To raise awareness on the Hill of preventing heart disease, Levin and her cohorts from PCRM showed about 40 staffers some quick, easy, and healthful recipes yesterday as part of the "In the Kitchen on the Hill" cooking class. However, there was apparently some resistance, perhaps accidental, to the healthful treats. The group's rental car, carrying all of the ingredients, was held up for an hour after several of the U.S. Capitol Police's canines whiffed something suspicious in the car. Once all clear, Levin and PCRM certified health counselor Jill Eckart whipped together a few recipes for the crowd to try. "I think the Capitol Police may have confiscated our measuring cups," said Eckart.
So which members of Congress could stand to trim their belt? "Who couldn't?" Levin says. "Fifty percent of adults die of heart disease." Ouch. Here are some of their recipes:
Chocolate Cherry Nirvana Smoothie
2 cups of frozen cherries
1½ cups of chocolate rice or soy milk
Put all ingredients in blender and blend until smooth consistency
1 cup drained and rinsed canned green peas, or 1 cup fresh or
frozen green peas
1 ripe avocado, peeled
½ cup mild salsa
1 garlic clove, finely chopped, or 1 teaspoon chopped garlic
1 green onion, chopped (optional)
juice of 1 lemon
½ teaspoon ground cumin
1 tablespoon chopped fresh cilantro (optional)
Salt and black pepper, to taste
If using fresh or frozen peas, blanch peas in boiling water for two minutes, then cool with cold water and drain. Cut avocado into large chunks. Mash avocado and peas together using a potato masher or fork, or, if a very creamy texture is desired, a food processor. Mix in salsa, garlic, green onion (if using), lemon juice, cumin, and cilantro (if using). Add salt and black pepper to taste.

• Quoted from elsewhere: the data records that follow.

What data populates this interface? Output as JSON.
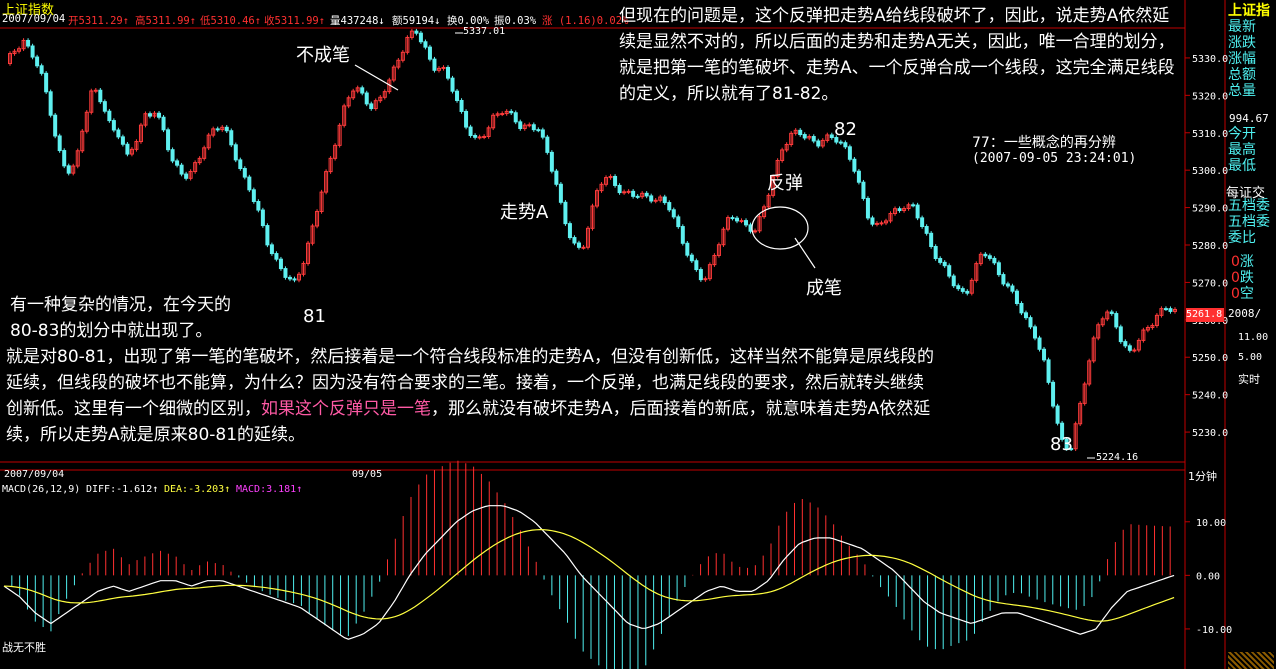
{
  "colors": {
    "up": "#ff3b3b",
    "down": "#5ff0f0",
    "axis": "#c00000",
    "text_white": "#ffffff",
    "text_yellow": "#ffff00",
    "text_magenta": "#ff40ff",
    "text_cyan": "#4ff0f0",
    "text_red": "#ff3030",
    "annotation_pink": "#ff5aa5",
    "macd_red": "#ff3030",
    "macd_cyan": "#4ff0f0",
    "diff_white": "#ffffff",
    "dea_yellow": "#ffff40"
  },
  "header": {
    "index_name": "上证指数",
    "date": "2007/09/04",
    "open": "开5311.29↑",
    "high": "高5311.99↑",
    "low": "低5310.46↑",
    "close": "收5311.99↑",
    "volume": "量437248↓",
    "amount": "额59194↓",
    "turnover": "换0.00%",
    "amplitude": "振0.03%",
    "change": "涨 (1.16)0.02%"
  },
  "price_axis": {
    "ticks": [
      "5330.0",
      "5320.0",
      "5310.0",
      "5300.0",
      "5290.0",
      "5280.0",
      "5270.0",
      "5260.0",
      "5250.0",
      "5240.0",
      "5230.0"
    ],
    "current_value": "5261.8",
    "max_label": "5337.01",
    "min_label": "5224.16"
  },
  "macd_panel": {
    "date_left": "2007/09/04",
    "date_mid": "09/05",
    "period": "1分钟",
    "params": "MACD(26,12,9)",
    "diff": "DIFF:-1.612↑",
    "dea": "DEA:-3.203↑",
    "macd": "MACD:3.181↑",
    "axis_ticks": [
      "10.00",
      "0.00",
      "-10.00"
    ]
  },
  "right_panel": {
    "title": "上证指",
    "rows": [
      "最新",
      "涨跌",
      "涨幅",
      "总额",
      "总量"
    ],
    "value": "994.67",
    "rows2": [
      "今开",
      "最高",
      "最低"
    ],
    "label3": "每证交",
    "rows3": [
      "五档委",
      "五档委",
      "委比"
    ],
    "updown_rows": [
      "涨",
      "跌",
      "空"
    ],
    "updown_values": [
      "0",
      "0",
      "0"
    ],
    "date": "2008/",
    "vol_ticks": [
      "11.00",
      "5.00"
    ],
    "realtime": "实时"
  },
  "annotations": {
    "buchengbi": "不成笔",
    "zoushi": "走势A",
    "fantan": "反弹",
    "chengbi": "成笔",
    "label81": "81",
    "label82": "82",
    "label83": "83",
    "note_title": "77：一些概念的再分辨",
    "note_time": "(2007-09-05 23:24:01)",
    "top_para": "但现在的问题是，这个反弹把走势A给线段破坏了，因此，说走势A依然延续是显然不对的，所以后面的走势和走势A无关，因此，唯一合理的划分，就是把第一笔的笔破坏、走势A、一个反弹合成一个线段，这完全满足线段的定义，所以就有了81-82。",
    "para1_line1": "有一种复杂的情况，在今天的",
    "para1_line2": "80-83的划分中就出现了。",
    "para2_a": "就是对80-81，出现了第一笔的笔破坏，然后接着是一个符合线段标准的走势A，但没有创新低，这样当然不能算是原线段的延续，但线段的破坏也不能算，为什么？因为没有符合要求的三笔。接着，一个反弹，也满足线段的要求，然后就转头继续创新低。这里有一个细微的区别，",
    "para2_pink": "如果这个反弹只是一笔",
    "para2_b": "，那么就没有破坏走势A，后面接着的新底，就意味着走势A依然延续，所以走势A就是原来80-81的延续。",
    "watermark": "战无不胜"
  },
  "chart_data": [
    {
      "type": "candlestick",
      "title": "上证指数",
      "interval": "1分钟",
      "ylim": [
        5222,
        5338
      ],
      "y_ticks": [
        5230,
        5240,
        5250,
        5260,
        5270,
        5280,
        5290,
        5300,
        5310,
        5320,
        5330
      ],
      "x": [
        "2007/09/04",
        "09/05"
      ],
      "key_points": [
        {
          "label": "81",
          "value": 5269
        },
        {
          "label": "82",
          "value": 5311
        },
        {
          "label": "83",
          "value": 5224.16
        }
      ],
      "max": 5337.01,
      "min": 5224.16,
      "close_path": [
        5328,
        5332,
        5335,
        5331,
        5326,
        5318,
        5306,
        5299,
        5301,
        5314,
        5322,
        5318,
        5312,
        5310,
        5303,
        5308,
        5315,
        5316,
        5311,
        5303,
        5300,
        5298,
        5302,
        5308,
        5312,
        5311,
        5306,
        5300,
        5295,
        5288,
        5281,
        5276,
        5272,
        5269,
        5275,
        5283,
        5292,
        5301,
        5310,
        5318,
        5322,
        5320,
        5317,
        5319,
        5324,
        5330,
        5335,
        5337,
        5333,
        5328,
        5327,
        5323,
        5317,
        5311,
        5307,
        5310,
        5315,
        5316,
        5314,
        5312,
        5312,
        5311,
        5305,
        5298,
        5287,
        5280,
        5278,
        5288,
        5296,
        5298,
        5296,
        5294,
        5293,
        5293,
        5293,
        5292,
        5290,
        5285,
        5279,
        5273,
        5270,
        5276,
        5283,
        5287,
        5287,
        5285,
        5284,
        5290,
        5299,
        5306,
        5309,
        5310,
        5309,
        5307,
        5308,
        5309,
        5307,
        5302,
        5294,
        5287,
        5285,
        5287,
        5289,
        5291,
        5290,
        5285,
        5280,
        5276,
        5272,
        5268,
        5267,
        5273,
        5278,
        5276,
        5272,
        5268,
        5264,
        5260,
        5256,
        5248,
        5238,
        5228,
        5225,
        5235,
        5248,
        5258,
        5262,
        5260,
        5254,
        5251,
        5255,
        5258,
        5262,
        5263,
        5262
      ]
    },
    {
      "type": "line",
      "title": "MACD(26,12,9)",
      "ylim": [
        -13,
        15
      ],
      "y_ticks": [
        -10,
        0,
        10
      ],
      "series": [
        {
          "name": "DIFF",
          "last": -1.612
        },
        {
          "name": "DEA",
          "last": -3.203
        },
        {
          "name": "MACD",
          "last": 3.181
        }
      ],
      "diff_path": [
        -2,
        -4,
        -7,
        -9,
        -7,
        -5,
        -3,
        -2,
        -3,
        -2,
        -1,
        -1,
        -2,
        -1,
        -1,
        -2,
        -3,
        -4,
        -5,
        -6,
        -8,
        -10,
        -12,
        -11,
        -9,
        -5,
        0,
        4,
        7,
        10,
        12,
        13,
        13,
        12,
        10,
        7,
        4,
        0,
        -3,
        -6,
        -9,
        -10,
        -9,
        -7,
        -5,
        -3,
        -2,
        -3,
        -3,
        -1,
        3,
        6,
        7,
        7,
        6,
        5,
        3,
        1,
        -2,
        -5,
        -7,
        -8,
        -9,
        -8,
        -7,
        -7,
        -8,
        -9,
        -10,
        -11,
        -10,
        -6,
        -3,
        -2,
        -1,
        0
      ]
    }
  ]
}
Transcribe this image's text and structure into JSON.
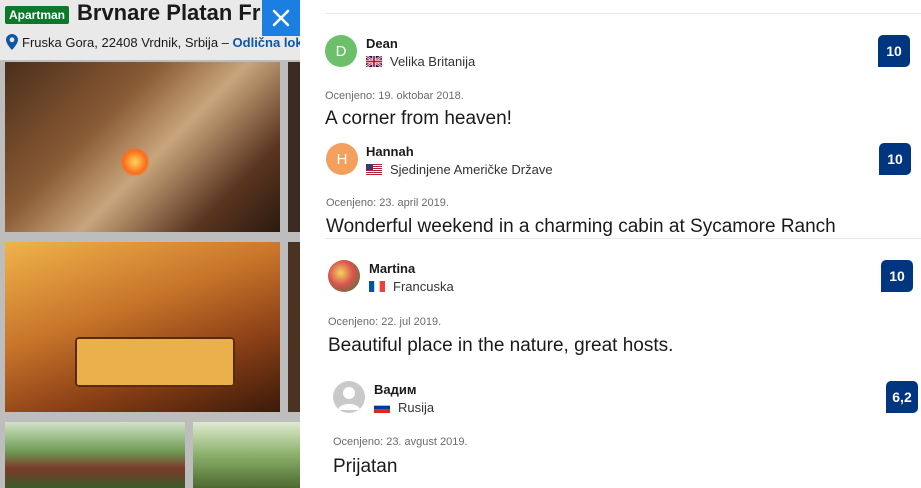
{
  "property": {
    "type_badge": "Apartman",
    "name": "Brvnare Platan Fr",
    "address": "Fruska Gora, 22408 Vrdnik, Srbija –",
    "location_link": "Odlična loka"
  },
  "modal": {
    "close_icon": "close-icon"
  },
  "reviews": [
    {
      "avatar_letter": "D",
      "avatar_color": "#6cc06a",
      "name": "Dean",
      "country": "Velika Britanija",
      "flag": "uk-flag-icon",
      "score": "10",
      "date": "Ocenjeno: 19. oktobar 2018.",
      "title": "A corner from heaven!"
    },
    {
      "avatar_letter": "H",
      "avatar_color": "#f2a05c",
      "name": "Hannah",
      "country": "Sjedinjene Američke Države",
      "flag": "us-flag-icon",
      "score": "10",
      "date": "Ocenjeno: 23. april 2019.",
      "title": "Wonderful weekend in a charming cabin at Sycamore Ranch"
    },
    {
      "avatar_letter": "",
      "avatar_color": "#c0392b",
      "name": "Martina",
      "country": "Francuska",
      "flag": "fr-flag-icon",
      "score": "10",
      "date": "Ocenjeno: 22. jul 2019.",
      "title": "Beautiful place in the nature, great hosts."
    },
    {
      "avatar_letter": "",
      "avatar_color": "#bfbfbf",
      "name": "Вадим",
      "country": "Rusija",
      "flag": "ru-flag-icon",
      "score": "6,2",
      "date": "Ocenjeno: 23. avgust 2019.",
      "title": "Prijatan"
    }
  ]
}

Makes 2½ cups (10 ¼-cup servings)
Black Bean Dip
1 15-ounce can black beans, drained and rinsed
1 cup salsa
½ teaspoon ground cumin (optional)
Combine beans and salsa in a food processor or blender, and process until smooth. Add cumin, if using.
Makes 6 servings
4-Day 4-Way Beans and Rice
2 cups of brown rice, cooked
15-ounce can black beans, drained and rinsed
15-ounce can corn, drained and rinsed
1 tomato, chopped
1 onion, diced
1 green pepper, diced
½ cup fresh cilantro, chopped
1 tablespoon chili powder
Heat 2 tablespoons of water or vegetable broth in a medium-size skillet. Add diced onion and green pepper, and sauté until onion is translucent. Add chili powder, corn, and black beans until heated through. Combine bean and corn mixture to the warm rice; top with fresh tomato and cilantro.
Moroccan Chickpea Salad
1 can chickpeas, drained
1 cup pitted dates, diced
2 carrots, diced or shredded
¼ cup black olives
2 teaspoons olive oil
2 tablespoons lemon juice
1 tablespoon agave nectar
½ teaspoon cumin
¼ teaspoon cinnamon
Pinch of cayenne pepper
Salt and pepper
Combine the chickpeas with the dates, carrots, and olives. Whisk together the dressing ingredients, and pour over the salad. Mix well.
Recipe by Chef Robyn Webb of Pinch of Thyme in Alexandria , V a.